Article 67 clarifies that support and incentive policies also apply to Chinese-foreign joint ventures.
These various articles explicitly state that private schools are able to access incentives, but their specific nature largely depends on the region and the priorities of local governments.
Tightening Regulation Of The Education Industry
The amendments to the Law represent the latest effort by Chinese policymakers tighten regulations on the education industry. Some recent policies target the role that foreign investors can play within the industry, while others seek to address industry-wide issues and concerns.
In 2019, the Chinese government made public two development plans for the education sector, one covering the years 2018-2022 and the other goals to achieve by 2035. These plans provide the context for education reforms within China.
On the one hand, the Chinese government is seeking to improve the quality and consistency of education across the country, and emphasizing skills training and internet technology-oriented development. On the other hand, the plans also highlight the importance of teaching political subjects such as Xi Jinping Thought, which explains the sensitivity towards foreign investment.

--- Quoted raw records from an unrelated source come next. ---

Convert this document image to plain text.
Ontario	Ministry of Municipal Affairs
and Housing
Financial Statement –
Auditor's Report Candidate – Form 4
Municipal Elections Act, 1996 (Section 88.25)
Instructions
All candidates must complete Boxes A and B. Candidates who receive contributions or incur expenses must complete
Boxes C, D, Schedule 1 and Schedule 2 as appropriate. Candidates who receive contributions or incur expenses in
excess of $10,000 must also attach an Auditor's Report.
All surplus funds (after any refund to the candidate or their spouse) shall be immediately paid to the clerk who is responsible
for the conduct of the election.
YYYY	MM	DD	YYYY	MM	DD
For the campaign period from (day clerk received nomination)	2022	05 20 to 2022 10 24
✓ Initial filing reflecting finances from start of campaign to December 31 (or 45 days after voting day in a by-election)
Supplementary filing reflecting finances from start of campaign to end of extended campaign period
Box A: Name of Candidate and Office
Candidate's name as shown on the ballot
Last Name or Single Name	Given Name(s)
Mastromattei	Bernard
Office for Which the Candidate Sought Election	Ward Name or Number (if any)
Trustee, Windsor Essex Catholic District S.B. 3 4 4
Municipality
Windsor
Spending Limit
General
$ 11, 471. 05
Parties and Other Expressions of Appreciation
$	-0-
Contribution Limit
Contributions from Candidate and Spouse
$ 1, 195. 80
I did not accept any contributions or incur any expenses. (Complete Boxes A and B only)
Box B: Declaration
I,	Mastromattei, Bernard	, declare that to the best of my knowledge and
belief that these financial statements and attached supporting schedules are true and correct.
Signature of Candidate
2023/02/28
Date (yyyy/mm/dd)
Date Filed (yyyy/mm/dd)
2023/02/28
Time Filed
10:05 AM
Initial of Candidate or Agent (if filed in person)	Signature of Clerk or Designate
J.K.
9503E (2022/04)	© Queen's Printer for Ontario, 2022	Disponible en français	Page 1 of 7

Accordingly, China is simultaneously promoting foreign investment in areas like vocational education training centers, while also restricting foreign investment in K-9 education and increasing scrutiny on foreign teachers.
Private tutoring is not the only education sub-sector recently subjected to new regulations. Since 2018, policymakers have been developing a regulatory framework to govern online education in China. These efforts gained momentum after the COVID-19 pandemic forced the rapid adoption of online education and the proliferation of service providers.
Due to the size of China’s education industry, its fast growth rate, technological changes in the sector, and its political importance, further regulatory reforms in the near future are likely.